By The Exposé on August 25, 2022 •
1 in every 73 COVID-19 Vaccinated People were Dead by May 2022 in England according to UK Government
Thanks Rich, extraordinary stats. Despite summer coming up in OZ, they are ramping up the “threat” from some new vars of Omicron, and the need to mask up/get “antivirals” viz Paxlovid to keep up the value of Pfizer shares. What was wrong with Ivermectin? I’ve forgotten… Or HCQ? People need antivirals because the vaxes don’t work! But you still need your booster, even though it is not effective against even the last BA5 variant.
A: Donald Trump
A: Donald Trump
B: They were efficacious
And 3: Too cheap
As I was writing that, a passe’ chief health officer appeared to give his nightly message - "there are treatments available, speak to your doctor…take the anti-viral as soon as symptoms appear…
I think the Goverment bought 300,000 doses, at around $1100 a course of ?5 pills. And NO-ONE ever mentions the Horse Wormer, or that other stuff Trump took, nor Monsieur HCQ imself de Marseilles.
My wife has now been taking HCQ for four months for a rheumatic pain condition and it has gone away! During this time people have been getting COVID like the plague, but she hasn’t had anything. But neither have I… or have I ? I bought a RAT once just in case, but never used it.

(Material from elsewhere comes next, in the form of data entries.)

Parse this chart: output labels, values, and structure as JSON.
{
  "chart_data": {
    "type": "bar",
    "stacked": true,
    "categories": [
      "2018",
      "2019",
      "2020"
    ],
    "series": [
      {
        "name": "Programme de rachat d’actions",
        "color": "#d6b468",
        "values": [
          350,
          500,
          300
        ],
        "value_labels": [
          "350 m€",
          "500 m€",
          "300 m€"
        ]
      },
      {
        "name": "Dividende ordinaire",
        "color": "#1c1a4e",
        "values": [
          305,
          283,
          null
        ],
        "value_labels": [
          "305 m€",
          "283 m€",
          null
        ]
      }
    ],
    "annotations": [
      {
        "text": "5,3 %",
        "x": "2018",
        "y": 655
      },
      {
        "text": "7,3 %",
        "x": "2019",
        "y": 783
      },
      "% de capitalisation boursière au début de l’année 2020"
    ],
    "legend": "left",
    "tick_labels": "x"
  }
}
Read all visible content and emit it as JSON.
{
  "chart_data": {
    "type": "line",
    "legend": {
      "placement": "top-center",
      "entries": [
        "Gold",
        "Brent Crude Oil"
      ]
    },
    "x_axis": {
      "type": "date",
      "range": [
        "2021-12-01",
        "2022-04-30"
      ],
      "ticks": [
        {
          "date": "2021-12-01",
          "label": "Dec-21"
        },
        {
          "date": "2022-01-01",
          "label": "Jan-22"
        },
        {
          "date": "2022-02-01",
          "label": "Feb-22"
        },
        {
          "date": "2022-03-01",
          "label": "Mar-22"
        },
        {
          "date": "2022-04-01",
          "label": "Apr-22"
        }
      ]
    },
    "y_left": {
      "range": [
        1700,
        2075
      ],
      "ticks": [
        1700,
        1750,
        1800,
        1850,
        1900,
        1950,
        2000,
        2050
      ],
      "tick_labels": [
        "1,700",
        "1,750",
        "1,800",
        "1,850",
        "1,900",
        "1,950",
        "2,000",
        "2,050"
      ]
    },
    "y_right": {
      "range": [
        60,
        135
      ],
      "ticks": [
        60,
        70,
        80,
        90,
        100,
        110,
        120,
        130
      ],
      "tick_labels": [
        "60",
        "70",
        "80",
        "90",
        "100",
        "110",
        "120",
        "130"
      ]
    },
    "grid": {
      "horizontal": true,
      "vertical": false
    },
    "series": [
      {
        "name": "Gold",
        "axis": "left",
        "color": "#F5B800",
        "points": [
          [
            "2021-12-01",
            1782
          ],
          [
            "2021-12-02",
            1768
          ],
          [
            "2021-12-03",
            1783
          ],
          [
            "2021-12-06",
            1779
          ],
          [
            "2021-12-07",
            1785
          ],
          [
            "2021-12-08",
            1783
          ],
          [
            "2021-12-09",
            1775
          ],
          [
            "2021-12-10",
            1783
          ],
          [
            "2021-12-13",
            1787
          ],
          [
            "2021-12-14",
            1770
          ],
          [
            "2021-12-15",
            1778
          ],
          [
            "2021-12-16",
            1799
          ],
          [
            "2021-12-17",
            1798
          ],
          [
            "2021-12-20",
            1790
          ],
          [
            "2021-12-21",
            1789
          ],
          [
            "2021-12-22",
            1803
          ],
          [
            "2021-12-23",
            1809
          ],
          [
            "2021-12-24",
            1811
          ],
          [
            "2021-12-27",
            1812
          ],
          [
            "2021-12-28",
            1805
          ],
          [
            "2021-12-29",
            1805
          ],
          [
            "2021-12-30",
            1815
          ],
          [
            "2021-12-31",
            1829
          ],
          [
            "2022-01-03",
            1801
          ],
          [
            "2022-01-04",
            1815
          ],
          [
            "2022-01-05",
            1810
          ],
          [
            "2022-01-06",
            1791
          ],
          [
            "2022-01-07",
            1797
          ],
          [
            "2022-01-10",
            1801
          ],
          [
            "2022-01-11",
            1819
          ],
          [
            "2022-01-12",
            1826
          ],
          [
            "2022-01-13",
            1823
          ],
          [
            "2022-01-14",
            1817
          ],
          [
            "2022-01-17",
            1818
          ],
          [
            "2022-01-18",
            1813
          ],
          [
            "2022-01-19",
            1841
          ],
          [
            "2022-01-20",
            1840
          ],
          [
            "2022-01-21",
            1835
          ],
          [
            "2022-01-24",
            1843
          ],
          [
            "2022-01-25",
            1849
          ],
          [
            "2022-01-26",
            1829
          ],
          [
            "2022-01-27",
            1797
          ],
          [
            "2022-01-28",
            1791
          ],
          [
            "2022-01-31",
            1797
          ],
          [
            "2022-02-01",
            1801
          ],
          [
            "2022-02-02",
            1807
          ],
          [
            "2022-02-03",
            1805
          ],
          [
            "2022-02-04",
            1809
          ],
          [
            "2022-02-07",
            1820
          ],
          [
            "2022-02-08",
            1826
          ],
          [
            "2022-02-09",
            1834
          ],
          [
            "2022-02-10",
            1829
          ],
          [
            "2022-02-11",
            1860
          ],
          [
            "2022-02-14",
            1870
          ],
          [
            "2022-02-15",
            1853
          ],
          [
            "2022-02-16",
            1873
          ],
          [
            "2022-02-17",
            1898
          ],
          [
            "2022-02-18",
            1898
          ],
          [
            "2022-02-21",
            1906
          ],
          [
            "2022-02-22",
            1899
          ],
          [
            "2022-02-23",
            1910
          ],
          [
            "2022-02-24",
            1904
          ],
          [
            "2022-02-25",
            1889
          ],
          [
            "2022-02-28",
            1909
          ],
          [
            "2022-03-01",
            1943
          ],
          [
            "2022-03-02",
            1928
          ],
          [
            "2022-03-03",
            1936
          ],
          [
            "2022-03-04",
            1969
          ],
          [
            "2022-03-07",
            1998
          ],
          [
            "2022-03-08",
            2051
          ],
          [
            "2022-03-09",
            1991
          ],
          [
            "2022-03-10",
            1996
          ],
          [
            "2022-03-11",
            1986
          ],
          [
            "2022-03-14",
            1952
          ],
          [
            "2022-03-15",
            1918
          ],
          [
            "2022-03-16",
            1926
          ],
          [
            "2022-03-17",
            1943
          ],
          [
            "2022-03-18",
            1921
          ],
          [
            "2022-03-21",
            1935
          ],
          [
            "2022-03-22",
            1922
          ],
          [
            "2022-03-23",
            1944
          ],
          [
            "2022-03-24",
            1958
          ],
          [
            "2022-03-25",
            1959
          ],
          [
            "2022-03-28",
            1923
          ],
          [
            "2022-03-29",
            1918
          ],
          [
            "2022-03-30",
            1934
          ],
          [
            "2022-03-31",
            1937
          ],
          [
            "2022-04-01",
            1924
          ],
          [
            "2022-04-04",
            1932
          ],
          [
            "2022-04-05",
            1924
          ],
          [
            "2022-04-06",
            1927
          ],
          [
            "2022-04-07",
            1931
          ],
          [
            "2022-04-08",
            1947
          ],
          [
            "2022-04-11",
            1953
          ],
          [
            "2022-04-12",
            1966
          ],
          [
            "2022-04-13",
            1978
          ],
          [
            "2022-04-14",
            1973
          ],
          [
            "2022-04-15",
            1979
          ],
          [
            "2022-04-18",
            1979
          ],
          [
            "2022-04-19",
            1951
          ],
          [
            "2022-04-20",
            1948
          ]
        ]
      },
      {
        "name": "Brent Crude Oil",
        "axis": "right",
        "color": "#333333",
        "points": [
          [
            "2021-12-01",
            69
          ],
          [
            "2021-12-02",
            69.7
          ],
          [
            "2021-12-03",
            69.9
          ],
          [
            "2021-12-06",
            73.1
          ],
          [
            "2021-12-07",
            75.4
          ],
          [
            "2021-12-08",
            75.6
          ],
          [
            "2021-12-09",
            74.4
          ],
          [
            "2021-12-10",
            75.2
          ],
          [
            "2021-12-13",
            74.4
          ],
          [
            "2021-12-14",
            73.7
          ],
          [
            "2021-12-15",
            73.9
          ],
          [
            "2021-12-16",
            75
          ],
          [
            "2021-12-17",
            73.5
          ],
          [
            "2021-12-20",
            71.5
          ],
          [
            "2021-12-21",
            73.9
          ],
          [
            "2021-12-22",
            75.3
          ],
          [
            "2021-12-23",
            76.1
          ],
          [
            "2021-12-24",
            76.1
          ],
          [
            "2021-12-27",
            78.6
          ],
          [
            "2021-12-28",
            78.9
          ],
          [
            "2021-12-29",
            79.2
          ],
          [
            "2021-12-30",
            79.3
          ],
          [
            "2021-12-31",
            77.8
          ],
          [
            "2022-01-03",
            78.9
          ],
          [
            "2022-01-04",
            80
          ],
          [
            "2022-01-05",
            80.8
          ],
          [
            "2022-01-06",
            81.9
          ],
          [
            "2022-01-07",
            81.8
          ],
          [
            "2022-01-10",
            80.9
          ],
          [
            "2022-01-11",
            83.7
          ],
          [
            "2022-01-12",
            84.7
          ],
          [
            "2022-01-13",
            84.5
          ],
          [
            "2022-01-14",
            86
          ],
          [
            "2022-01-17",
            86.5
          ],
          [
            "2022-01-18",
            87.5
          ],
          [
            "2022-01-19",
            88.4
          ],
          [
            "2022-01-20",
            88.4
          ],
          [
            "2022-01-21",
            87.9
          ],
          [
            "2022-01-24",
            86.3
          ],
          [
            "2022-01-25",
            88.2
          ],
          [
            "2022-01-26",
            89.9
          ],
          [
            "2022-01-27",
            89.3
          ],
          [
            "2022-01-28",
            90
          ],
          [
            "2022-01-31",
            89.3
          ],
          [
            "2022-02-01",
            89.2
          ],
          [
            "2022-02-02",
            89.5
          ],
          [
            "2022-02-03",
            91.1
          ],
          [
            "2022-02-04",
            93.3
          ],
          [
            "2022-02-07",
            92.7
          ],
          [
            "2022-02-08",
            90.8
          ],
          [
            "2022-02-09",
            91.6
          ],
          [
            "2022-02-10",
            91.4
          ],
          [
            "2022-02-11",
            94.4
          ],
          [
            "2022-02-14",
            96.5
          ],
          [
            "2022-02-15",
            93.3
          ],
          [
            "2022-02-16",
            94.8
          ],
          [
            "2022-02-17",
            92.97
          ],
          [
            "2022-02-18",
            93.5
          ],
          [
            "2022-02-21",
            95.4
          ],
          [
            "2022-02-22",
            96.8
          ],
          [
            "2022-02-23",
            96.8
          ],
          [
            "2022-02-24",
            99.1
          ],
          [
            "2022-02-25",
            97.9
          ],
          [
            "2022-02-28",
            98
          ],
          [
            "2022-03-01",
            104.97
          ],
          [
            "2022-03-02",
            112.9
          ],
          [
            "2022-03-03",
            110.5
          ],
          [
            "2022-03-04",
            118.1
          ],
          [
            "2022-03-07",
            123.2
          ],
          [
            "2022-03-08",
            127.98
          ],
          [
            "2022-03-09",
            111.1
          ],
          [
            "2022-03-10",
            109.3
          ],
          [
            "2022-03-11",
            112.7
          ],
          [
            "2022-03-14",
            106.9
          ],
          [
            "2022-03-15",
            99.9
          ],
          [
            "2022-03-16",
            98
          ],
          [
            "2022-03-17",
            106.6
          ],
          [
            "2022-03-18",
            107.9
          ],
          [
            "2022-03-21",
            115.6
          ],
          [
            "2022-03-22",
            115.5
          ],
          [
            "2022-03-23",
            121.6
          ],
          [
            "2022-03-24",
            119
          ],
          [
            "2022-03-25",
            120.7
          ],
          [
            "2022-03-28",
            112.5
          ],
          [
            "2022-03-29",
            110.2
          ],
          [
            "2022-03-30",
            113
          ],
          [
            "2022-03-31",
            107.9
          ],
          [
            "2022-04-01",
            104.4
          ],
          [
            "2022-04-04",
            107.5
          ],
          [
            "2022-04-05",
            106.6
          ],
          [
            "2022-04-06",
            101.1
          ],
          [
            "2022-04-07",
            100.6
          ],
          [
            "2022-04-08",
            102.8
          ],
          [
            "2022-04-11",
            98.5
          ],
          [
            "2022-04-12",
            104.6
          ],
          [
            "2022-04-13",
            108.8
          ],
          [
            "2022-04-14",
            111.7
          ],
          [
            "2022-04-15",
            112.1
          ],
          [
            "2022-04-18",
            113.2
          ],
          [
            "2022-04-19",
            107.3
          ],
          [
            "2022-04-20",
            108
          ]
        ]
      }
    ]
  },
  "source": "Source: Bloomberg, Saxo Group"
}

Anyway, in our household it’s been Russia for six months…
cheers D
There’s a big caveat about this ONS data, which I leave to the end.
(Edit of spelling) Separate from this, I think the bar charts showing deaths by one jab, two jabs etc and unvaccinated are misleading. The categories are not well-defined because they are affected/altered by the deaths that they are counting; I posted about this here:
Mortality lowest amongst un'vaccinated', according to official government figures - The Expose - #3 by Evvy_dense
The big bars in each month for one/two jabs represent much smaller numbers of people than the last one (three jabs). To make an effective comparison of jabbed vs unjabbed you would need to do some kind of weighting of the jabbed. But for an at-a glance job, you could compare the first, unvaxed, in green, vs the last, three jabs, in red (bearing in mind the true jabbed totals would need to include the two middle bars which have high percentage deaths [for reasons noted above] but lower numbers in them). This is crude but you can still observe time trends - the unvaccinated were definitely having a lower rate of non-covid deaths than the jabbed in May; and, in most of the age groups, April as well. This is not a ‘waning efficacy’ issue as its non-covid deaths - may reflect the signal from elsewhere that adverse booster effects are cumulative.
The ‘1 in 73 died who have been jabbed’ may be right, however as about 1% of the population dies every year it would need a bit more work to make something of this. The data is to May 2022 so what is the effective time period? Bear in mind that for a few months after the start of the vaccine rollout in Dec 2021 most people hadn’t had the jab.
If the effective time period (eg, the average considering some got jabbed at the start and some much later in 2021) is about a year then the 73% dying in that period would be an overall increase of around 30%. Personally I would be surprised if the increase is that small.
This data is available on the ONS links given by the Expose.
There are strange goings-on in this data set. For much of the period it shows NON_COVID deaths from jabs much lower than unjabbed. This is a strange effect, probably partly ‘healthy vacinee’ which is akin to ‘healthy worker’ effect from epidemiology whereby comparing occupational risks of workers with the general population always flatters the occupational exposure because workers are a healthier population anyway. People of working age in jobs were pushed much harder to get jabbed than those not in jobs; also social or economic class also influences vaccination.
But the ‘healthy vacinee’ effect wouldn’t on its own show such a drastic vaccination benefit for non-covid deaths; this has been ironically termed the ‘immortal effect’. This leads on to the big caveat referred to at the beginning - that the ONS data is probably biased in a more serious way.
The big caveat
As Norman Fenton has explained, the size of the unvaccinated population is not a simple thing to calculate, as you have to subtract the vaccinated, and this remainder is very sensitive to the vaccinated population and how it is defined and counted. Fenton says they took the lowest possible estimate of the number of unvaccinated (the Expose smelt a rat here as well) this may have halved the true population in size thereby artificially doubling the presented ‘risk’ of being unvaxed.
However with or without this caveat and the other issues, the data shows a trend in whatever is being counted.